Le Mali a arrêté à 4 462,646 milliards de francs CFA ses dépenses prévues pour 2027. Malgré cette hausse de 11,75 % par rapport au budget rectifié de 2026, le déficit prévisionnel devrait diminuer grâce à une progression plus rapide des recettes.
Le projet de loi de finances pour 2027 a été adopté le vendredi 18 septembre 2026 par le Conseil des ministres. Les recettes attendues atteindraient 3 866,635 milliards de francs CFA, soit 493,740 milliards de plus que dans la loi de finances rectificative de 2026. Leur progression serait ainsi de 14,64 %, contre 11,75 % pour les dépenses.
Cette différence de rythme réduit mécaniquement le besoin de financement. Le déficit prévisionnel passerait de 620,425 milliards de francs CFA en 2026 à 596,011 milliards en 2027. La baisse atteint 24,414 milliards, soit 3,93 %. Les recettes couvriraient ainsi environ 86,6 % des dépenses prévues.
Les dépenses avaient déjà fortement augmenté en 2026
La trajectoire budgétaire de 2027 intervient après une importante révision des crédits de l’exercice en cours. Adoptée en juillet, la loi de finances rectificative avait porté les dépenses de 3 578,217 milliards à 3 993,319 milliards de francs CFA, soit une hausse de 415,103 milliards ou 11,60 % par rapport au budget initial.
Cette révision avait également relevé les recettes de 3 057,792 milliards à 3 372,895 milliards de francs CFA. Le gouvernement avait alors expliqué que les ajustements de dépenses comprenaient un renforcement des crédits consacrés aux opérations de sécurisation du territoire, une subvention exceptionnelle à la Compagnie malienne pour le développement des textiles et de nouvelles dépenses liées aux comptes spéciaux du Trésor.
Pour 2027, la hausse des dépenses serait donc légèrement supérieure en valeur absolue à celle enregistrée lors de la révision de 2026 : 469,326 milliards de francs CFA supplémentaires, contre 415,103 milliards un an plus tôt. La différence est toutefois que les recettes progresseraient cette fois davantage que les dépenses.

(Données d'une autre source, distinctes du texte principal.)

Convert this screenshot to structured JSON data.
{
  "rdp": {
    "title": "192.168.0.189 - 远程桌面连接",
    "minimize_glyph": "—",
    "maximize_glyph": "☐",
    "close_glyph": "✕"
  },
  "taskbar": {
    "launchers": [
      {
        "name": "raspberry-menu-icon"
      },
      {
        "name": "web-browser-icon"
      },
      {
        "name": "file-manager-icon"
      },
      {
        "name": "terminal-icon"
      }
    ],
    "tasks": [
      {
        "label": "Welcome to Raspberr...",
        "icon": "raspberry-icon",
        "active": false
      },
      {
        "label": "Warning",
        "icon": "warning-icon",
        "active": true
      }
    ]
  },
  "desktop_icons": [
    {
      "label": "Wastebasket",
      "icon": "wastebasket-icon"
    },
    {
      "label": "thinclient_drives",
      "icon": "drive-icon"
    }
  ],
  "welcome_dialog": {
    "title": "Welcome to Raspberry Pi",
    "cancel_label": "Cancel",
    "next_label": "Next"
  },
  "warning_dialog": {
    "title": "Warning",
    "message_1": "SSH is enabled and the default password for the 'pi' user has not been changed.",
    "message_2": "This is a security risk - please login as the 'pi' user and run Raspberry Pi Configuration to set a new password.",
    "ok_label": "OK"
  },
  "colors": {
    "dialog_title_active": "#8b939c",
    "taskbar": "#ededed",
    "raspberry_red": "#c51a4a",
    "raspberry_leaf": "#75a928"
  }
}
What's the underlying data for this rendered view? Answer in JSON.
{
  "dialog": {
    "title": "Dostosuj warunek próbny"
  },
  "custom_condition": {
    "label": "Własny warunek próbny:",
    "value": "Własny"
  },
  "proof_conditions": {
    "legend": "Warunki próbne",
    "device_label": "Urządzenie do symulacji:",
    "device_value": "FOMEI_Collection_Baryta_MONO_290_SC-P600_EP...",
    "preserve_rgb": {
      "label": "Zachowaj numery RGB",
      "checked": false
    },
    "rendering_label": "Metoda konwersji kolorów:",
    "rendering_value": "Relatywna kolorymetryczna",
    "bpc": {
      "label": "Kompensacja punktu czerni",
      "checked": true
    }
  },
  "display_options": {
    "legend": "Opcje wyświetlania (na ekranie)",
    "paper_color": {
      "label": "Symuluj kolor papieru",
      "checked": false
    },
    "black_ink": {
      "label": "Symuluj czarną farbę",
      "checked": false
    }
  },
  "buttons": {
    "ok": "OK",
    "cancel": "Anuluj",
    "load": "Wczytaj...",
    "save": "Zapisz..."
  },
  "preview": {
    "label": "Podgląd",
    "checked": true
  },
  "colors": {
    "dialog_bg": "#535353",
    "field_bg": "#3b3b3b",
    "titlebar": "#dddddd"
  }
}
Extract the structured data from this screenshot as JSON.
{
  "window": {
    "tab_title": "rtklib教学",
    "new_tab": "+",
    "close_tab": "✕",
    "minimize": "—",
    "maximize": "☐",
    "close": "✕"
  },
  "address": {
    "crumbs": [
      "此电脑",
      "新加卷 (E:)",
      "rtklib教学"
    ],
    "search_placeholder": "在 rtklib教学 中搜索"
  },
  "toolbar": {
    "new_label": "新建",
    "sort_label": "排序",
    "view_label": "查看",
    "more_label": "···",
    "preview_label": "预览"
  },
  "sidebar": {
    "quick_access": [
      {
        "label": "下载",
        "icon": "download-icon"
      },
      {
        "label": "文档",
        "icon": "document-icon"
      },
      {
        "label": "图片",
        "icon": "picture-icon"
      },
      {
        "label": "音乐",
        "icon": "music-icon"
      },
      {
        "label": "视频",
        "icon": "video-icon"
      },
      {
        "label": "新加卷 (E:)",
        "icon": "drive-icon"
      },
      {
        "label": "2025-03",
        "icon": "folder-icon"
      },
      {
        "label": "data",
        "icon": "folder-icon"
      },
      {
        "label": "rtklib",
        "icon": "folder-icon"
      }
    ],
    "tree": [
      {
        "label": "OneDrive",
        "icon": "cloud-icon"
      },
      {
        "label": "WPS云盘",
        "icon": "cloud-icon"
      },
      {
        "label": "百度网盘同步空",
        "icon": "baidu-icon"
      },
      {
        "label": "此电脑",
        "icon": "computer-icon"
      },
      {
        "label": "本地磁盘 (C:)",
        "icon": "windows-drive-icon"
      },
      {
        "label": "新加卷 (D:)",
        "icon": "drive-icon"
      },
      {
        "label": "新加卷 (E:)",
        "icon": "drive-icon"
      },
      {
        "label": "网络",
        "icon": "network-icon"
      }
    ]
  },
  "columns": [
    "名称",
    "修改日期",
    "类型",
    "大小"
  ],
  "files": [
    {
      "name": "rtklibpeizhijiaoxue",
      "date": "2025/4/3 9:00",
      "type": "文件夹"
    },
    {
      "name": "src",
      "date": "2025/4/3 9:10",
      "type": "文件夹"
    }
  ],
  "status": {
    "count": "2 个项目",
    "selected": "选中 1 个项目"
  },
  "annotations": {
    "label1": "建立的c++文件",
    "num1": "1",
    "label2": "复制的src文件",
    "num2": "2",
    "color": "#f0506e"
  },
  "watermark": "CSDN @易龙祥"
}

Près de 494 milliards de recettes supplémentaires attendus
Le principal enjeu du nouveau budget réside dans la capacité de l’État à mobiliser les 493,740 milliards de francs CFA de recettes supplémentaires prévus sur un an. Le projet adopté le 18 septembre ne détaille pas encore les mesures permettant d’atteindre ce niveau.
Le cadrage économique présenté quelques mois avant le projet de loi de finances prévoyait une croissance réelle moyenne de 6,5 % sur la période 2027-2029. Il fixait aussi une pression fiscale de 13,9 % en 2027, avec une progression programmée jusqu’à 15,1 % en 2029.
Les données détaillées du projet de loi devront préciser la répartition des crédits entre les différents secteurs publics. Le ministère de l’Économie et des Finances ne répertorie pour l’instant, dans sa rubrique consacrée aux lois de finances, que le projet de loi de finances rectificative 2026 et les documents budgétaires antérieurs.
Le projet de loi de finances 2027 doit désormais poursuivre son parcours législatif devant le Conseil national de transition. Les annexes budgétaires permettront de connaître les montants affectés à la défense, à la santé, à l’éducation, aux infrastructures et aux autres postes de dépenses.